I think Alec is particularly relatable to the primarily teenage audience of the books because he, more than any other of the book’s characters, is still figuring out who he is. This self-discovery is a journey young people are continually travelling and it is refreshing to find a character who is not so ‘finished’ or self-assured in himself and who he is. The vast majority of YA protagonists today are fearless, confident, reckless risk-takers. What authors are overlooking is the great appeal of the exact opposite. Alec is hesitant and fearful and careful, but he’s a hero because of those things rather than in spite of them.
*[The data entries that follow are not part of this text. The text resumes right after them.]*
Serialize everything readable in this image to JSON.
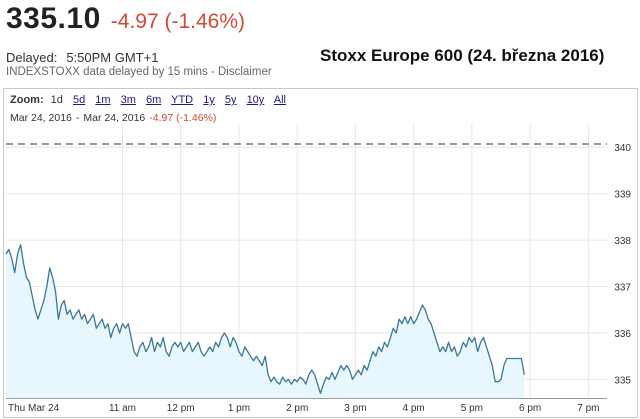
{
  "quote": {
    "price": "335.10",
    "change": "-4.97 (-1.46%)",
    "delayed_label": "Delayed:",
    "delayed_time": "5:50PM GMT+1",
    "source_text": "INDEXSTOXX data delayed by 15 mins - ",
    "disclaimer_link": "Disclaimer"
  },
  "caption": "Stoxx Europe 600 (24. března 2016)",
  "zoom": {
    "label": "Zoom:",
    "options": [
      "1d",
      "5d",
      "1m",
      "3m",
      "6m",
      "YTD",
      "1y",
      "5y",
      "10y",
      "All"
    ],
    "active": "1d"
  },
  "range": {
    "start": "Mar 24, 2016",
    "separator": "-",
    "end": "Mar 24, 2016",
    "change": "-4.97 (-1.46%)"
  },
  "colors": {
    "line": "#3b7893",
    "fill": "#e8f6fd",
    "change_red": "#d14836",
    "grid": "#e6e6e6"
  },
  "chart_data": {
    "type": "area",
    "title": "",
    "xlabel": "",
    "ylabel": "",
    "x_domain": [
      9.0,
      19.32
    ],
    "ylim": [
      334.6,
      340.5
    ],
    "y_ticks": [
      335,
      336,
      337,
      338,
      339,
      340
    ],
    "x_ticks": [
      {
        "label": "Thu Mar 24",
        "x": 9.0
      },
      {
        "label": "11 am",
        "x": 11
      },
      {
        "label": "12 pm",
        "x": 12
      },
      {
        "label": "1 pm",
        "x": 13
      },
      {
        "label": "2 pm",
        "x": 14
      },
      {
        "label": "3 pm",
        "x": 15
      },
      {
        "label": "4 pm",
        "x": 16
      },
      {
        "label": "5 pm",
        "x": 17
      },
      {
        "label": "6 pm",
        "x": 18
      },
      {
        "label": "7 pm",
        "x": 19
      }
    ],
    "previous_close": 340.07,
    "grid": true,
    "series": [
      {
        "points": [
          [
            9.0,
            337.7
          ],
          [
            9.05,
            337.8
          ],
          [
            9.1,
            337.6
          ],
          [
            9.15,
            337.3
          ],
          [
            9.2,
            337.7
          ],
          [
            9.25,
            337.9
          ],
          [
            9.3,
            337.5
          ],
          [
            9.35,
            337.2
          ],
          [
            9.4,
            337.1
          ],
          [
            9.45,
            336.8
          ],
          [
            9.5,
            336.5
          ],
          [
            9.55,
            336.3
          ],
          [
            9.6,
            336.5
          ],
          [
            9.65,
            336.7
          ],
          [
            9.7,
            337.0
          ],
          [
            9.75,
            337.4
          ],
          [
            9.8,
            337.2
          ],
          [
            9.85,
            336.9
          ],
          [
            9.9,
            336.3
          ],
          [
            9.95,
            336.6
          ],
          [
            10.0,
            336.7
          ],
          [
            10.05,
            336.4
          ],
          [
            10.1,
            336.5
          ],
          [
            10.15,
            336.3
          ],
          [
            10.2,
            336.4
          ],
          [
            10.25,
            336.5
          ],
          [
            10.3,
            336.3
          ],
          [
            10.35,
            336.4
          ],
          [
            10.4,
            336.2
          ],
          [
            10.45,
            336.3
          ],
          [
            10.5,
            336.4
          ],
          [
            10.55,
            336.1
          ],
          [
            10.6,
            336.2
          ],
          [
            10.65,
            336.3
          ],
          [
            10.7,
            336.1
          ],
          [
            10.75,
            336.2
          ],
          [
            10.8,
            335.9
          ],
          [
            10.85,
            336.1
          ],
          [
            10.9,
            336.2
          ],
          [
            10.95,
            336.0
          ],
          [
            11.0,
            336.2
          ],
          [
            11.05,
            336.1
          ],
          [
            11.1,
            336.2
          ],
          [
            11.15,
            335.9
          ],
          [
            11.2,
            335.6
          ],
          [
            11.25,
            335.5
          ],
          [
            11.3,
            335.7
          ],
          [
            11.35,
            335.8
          ],
          [
            11.4,
            335.6
          ],
          [
            11.45,
            335.7
          ],
          [
            11.5,
            335.9
          ],
          [
            11.55,
            335.6
          ],
          [
            11.6,
            335.8
          ],
          [
            11.65,
            335.7
          ],
          [
            11.7,
            335.9
          ],
          [
            11.75,
            335.6
          ],
          [
            11.8,
            335.5
          ],
          [
            11.85,
            335.7
          ],
          [
            11.9,
            335.8
          ],
          [
            11.95,
            335.7
          ],
          [
            12.0,
            335.8
          ],
          [
            12.05,
            335.6
          ],
          [
            12.1,
            335.7
          ],
          [
            12.15,
            335.8
          ],
          [
            12.2,
            335.6
          ],
          [
            12.25,
            335.7
          ],
          [
            12.3,
            335.8
          ],
          [
            12.35,
            335.6
          ],
          [
            12.4,
            335.5
          ],
          [
            12.45,
            335.6
          ],
          [
            12.5,
            335.7
          ],
          [
            12.55,
            335.6
          ],
          [
            12.6,
            335.8
          ],
          [
            12.65,
            335.7
          ],
          [
            12.7,
            335.9
          ],
          [
            12.75,
            336.0
          ],
          [
            12.8,
            335.9
          ],
          [
            12.85,
            335.7
          ],
          [
            12.9,
            335.9
          ],
          [
            12.95,
            335.8
          ],
          [
            13.0,
            335.6
          ],
          [
            13.05,
            335.5
          ],
          [
            13.1,
            335.7
          ],
          [
            13.15,
            335.6
          ],
          [
            13.2,
            335.5
          ],
          [
            13.25,
            335.4
          ],
          [
            13.3,
            335.5
          ],
          [
            13.35,
            335.4
          ],
          [
            13.4,
            335.3
          ],
          [
            13.45,
            335.5
          ],
          [
            13.5,
            335.1
          ],
          [
            13.55,
            334.95
          ],
          [
            13.6,
            335.05
          ],
          [
            13.65,
            334.95
          ],
          [
            13.7,
            334.9
          ],
          [
            13.75,
            335.05
          ],
          [
            13.8,
            334.95
          ],
          [
            13.85,
            335.0
          ],
          [
            13.9,
            334.9
          ],
          [
            13.95,
            335.0
          ],
          [
            14.0,
            334.95
          ],
          [
            14.05,
            335.05
          ],
          [
            14.1,
            335.0
          ],
          [
            14.15,
            334.9
          ],
          [
            14.2,
            335.1
          ],
          [
            14.25,
            335.2
          ],
          [
            14.3,
            335.1
          ],
          [
            14.35,
            334.9
          ],
          [
            14.4,
            334.7
          ],
          [
            14.45,
            334.9
          ],
          [
            14.5,
            335.05
          ],
          [
            14.55,
            335.0
          ],
          [
            14.6,
            335.15
          ],
          [
            14.65,
            335.0
          ],
          [
            14.7,
            335.15
          ],
          [
            14.75,
            335.3
          ],
          [
            14.8,
            335.2
          ],
          [
            14.85,
            335.3
          ],
          [
            14.9,
            335.2
          ],
          [
            14.95,
            335.0
          ],
          [
            15.0,
            335.1
          ],
          [
            15.05,
            335.2
          ],
          [
            15.1,
            335.1
          ],
          [
            15.15,
            335.3
          ],
          [
            15.2,
            335.2
          ],
          [
            15.25,
            335.4
          ],
          [
            15.3,
            335.6
          ],
          [
            15.35,
            335.5
          ],
          [
            15.4,
            335.7
          ],
          [
            15.45,
            335.6
          ],
          [
            15.5,
            335.8
          ],
          [
            15.55,
            335.7
          ],
          [
            15.6,
            335.9
          ],
          [
            15.65,
            336.1
          ],
          [
            15.7,
            336.0
          ],
          [
            15.75,
            336.3
          ],
          [
            15.8,
            336.2
          ],
          [
            15.85,
            336.35
          ],
          [
            15.9,
            336.2
          ],
          [
            15.95,
            336.35
          ],
          [
            16.0,
            336.2
          ],
          [
            16.05,
            336.3
          ],
          [
            16.1,
            336.45
          ],
          [
            16.15,
            336.6
          ],
          [
            16.2,
            336.5
          ],
          [
            16.25,
            336.3
          ],
          [
            16.3,
            336.2
          ],
          [
            16.35,
            336.0
          ],
          [
            16.4,
            335.8
          ],
          [
            16.45,
            335.6
          ],
          [
            16.5,
            335.7
          ],
          [
            16.55,
            335.6
          ],
          [
            16.6,
            335.8
          ],
          [
            16.65,
            335.6
          ],
          [
            16.7,
            335.7
          ],
          [
            16.75,
            335.5
          ],
          [
            16.8,
            335.6
          ],
          [
            16.85,
            335.8
          ],
          [
            16.9,
            335.7
          ],
          [
            16.95,
            335.9
          ],
          [
            17.0,
            335.8
          ],
          [
            17.05,
            335.9
          ],
          [
            17.1,
            335.6
          ],
          [
            17.15,
            335.8
          ],
          [
            17.2,
            335.9
          ],
          [
            17.25,
            335.7
          ],
          [
            17.3,
            335.5
          ],
          [
            17.35,
            335.3
          ],
          [
            17.4,
            334.95
          ],
          [
            17.45,
            334.95
          ],
          [
            17.5,
            335.0
          ],
          [
            17.55,
            335.3
          ],
          [
            17.6,
            335.45
          ],
          [
            17.65,
            335.45
          ],
          [
            17.7,
            335.45
          ],
          [
            17.75,
            335.45
          ],
          [
            17.8,
            335.45
          ],
          [
            17.85,
            335.45
          ],
          [
            17.9,
            335.1
          ]
        ]
      }
    ]
  }
}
He rewrote my definition of what a hero is, and as someone who associated heroism with fearlessness, this new brand of warrior is extremely empowering.
Alec causes readers to challenge their own morals on the lengths we go to for those we love. I won’t give any spoilers, however I will say that Alec ultimately ends up doing something drastic in an attempt to remain with his immortal boyfriend, which he ends up paying heavily for. If there’s anything that’s intriguing, it’s a character that provokes moral questioning in the reader. How far do we go for love? And what happens when we go too far?
In the opening book, Alec is not the protagonist’s number one fan and Clare avoids the stereotypical trend in teen fiction of vilifying any character who happens not to be the main character’s best friend. It is easy for YA authors to believe that they need to oversimplify and ‘water down’ the complexity of alliances for their audience into the main characters side and the bad side. Clare’s avoidance of this is refreshing and has gained her much respect from her readership.
Ultimately, Alec stands for some extremely powerful ideas; loyalty to family, the extent we go to for love and the importance of standing up for yourself and your beliefs in a society that doesn’t always agree with them. And that, more than anything, is what makes Alec a character I would proudly declare an admirable literary role model.